Recent WTO Decision Invades Tax Territory
January 18, 2002
The World Trade Organization is coming under fire for its $4 billion ruling in favor of Europe's objection to a U.S. law that gives a tax break to exporters who operate through offshore facilities. Critics of the ruling say it has nothing to do with trade -- but it has everything to do with allowing Europe to protect its own high-tax policies, especially the value-added taxes (VAT) that support Europe's welfare states.
- The U.S. offshore tax policy is designed to encourage exports in much the same way Europe promotes exports through loopholes in its VAT, the Americans argue.
- With VAT rates as high as 25 percent on every level of production, a VAT hurts the global competitiveness of European companies.
- So European countries let companies get a rebate on their VAT levies for exports -- which Americans returning from Europe are familiar with as a rebate of the taxes they paid on European purchases.
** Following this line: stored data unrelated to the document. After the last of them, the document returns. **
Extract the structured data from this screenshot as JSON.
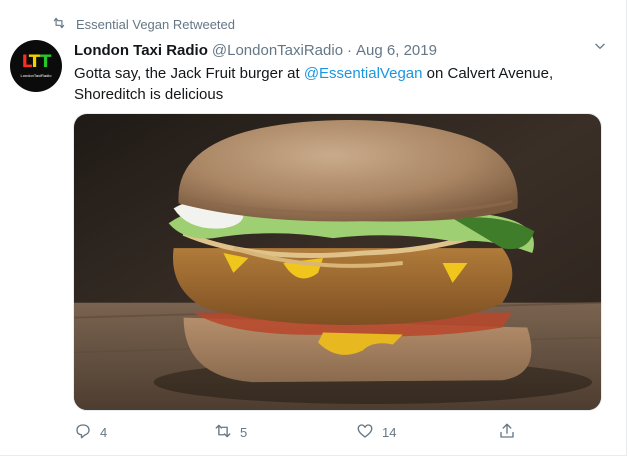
{
  "retweet_context": {
    "label": "Essential Vegan Retweeted"
  },
  "author": {
    "display_name": "London Taxi Radio",
    "handle": "@LondonTaxiRadio",
    "separator": "·",
    "date": "Aug 6, 2019",
    "avatar_letters": [
      "L",
      "T",
      "T"
    ],
    "avatar_caption": "LondonTaxiRadio"
  },
  "tweet": {
    "text_before": "Gotta say, the Jack Fruit burger at ",
    "mention": "@EssentialVegan",
    "text_after": " on Calvert Avenue, Shoreditch is delicious"
  },
  "actions": {
    "reply_count": "4",
    "retweet_count": "5",
    "like_count": "14"
  },
  "colors": {
    "accent": "#1b95e0",
    "muted": "#657786",
    "text": "#14171a"
  },
  "icons": {
    "retweet_context": "retweet-icon",
    "menu": "chevron-down-icon",
    "reply": "reply-icon",
    "retweet": "retweet-icon",
    "like": "heart-icon",
    "share": "share-icon"
  }
}
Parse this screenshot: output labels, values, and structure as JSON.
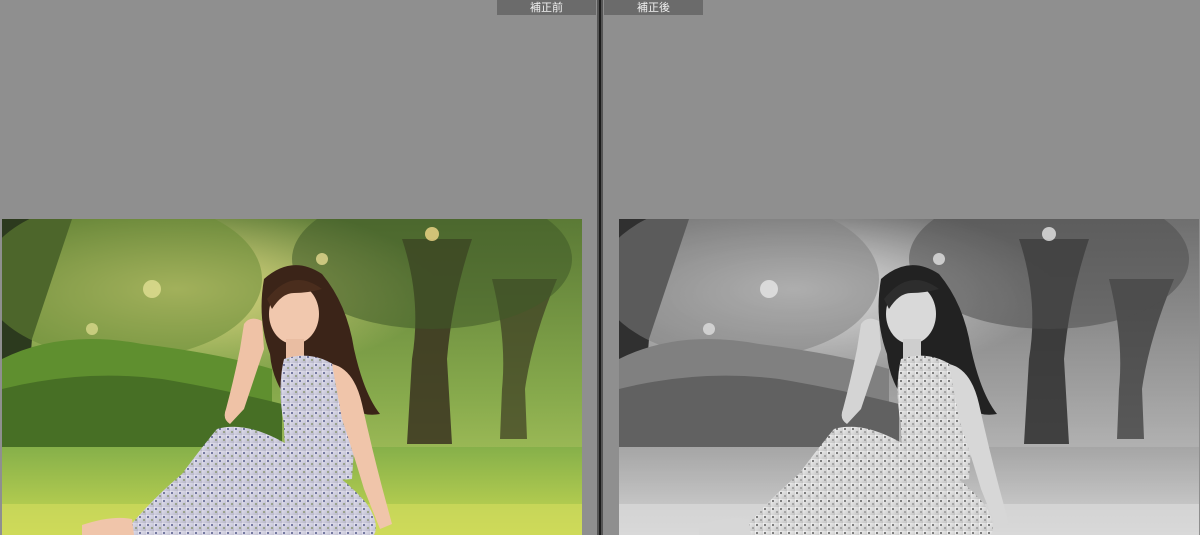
{
  "compare_view": {
    "before_label": "補正前",
    "after_label": "補正後"
  },
  "colors": {
    "background": "#8f8f8f",
    "label_background": "#6b6b6b",
    "divider": "#1c1c1c"
  }
}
- The Europeans' rebate and the Americans' offshore subsidy work out to be the same thing -- a means to enhance exports.
But critics see the issue going far beyond this particular dispute. Once tax policy is on the table, there's no end to what the WTO might meddle in, they warn.
And that may be what some Europeans -- saddled with high-tax, anti-competitive regimes -- want: to use a global bureaucracy to force Britain, the U.S. and other lower-tax countries to become just as uncompetitive.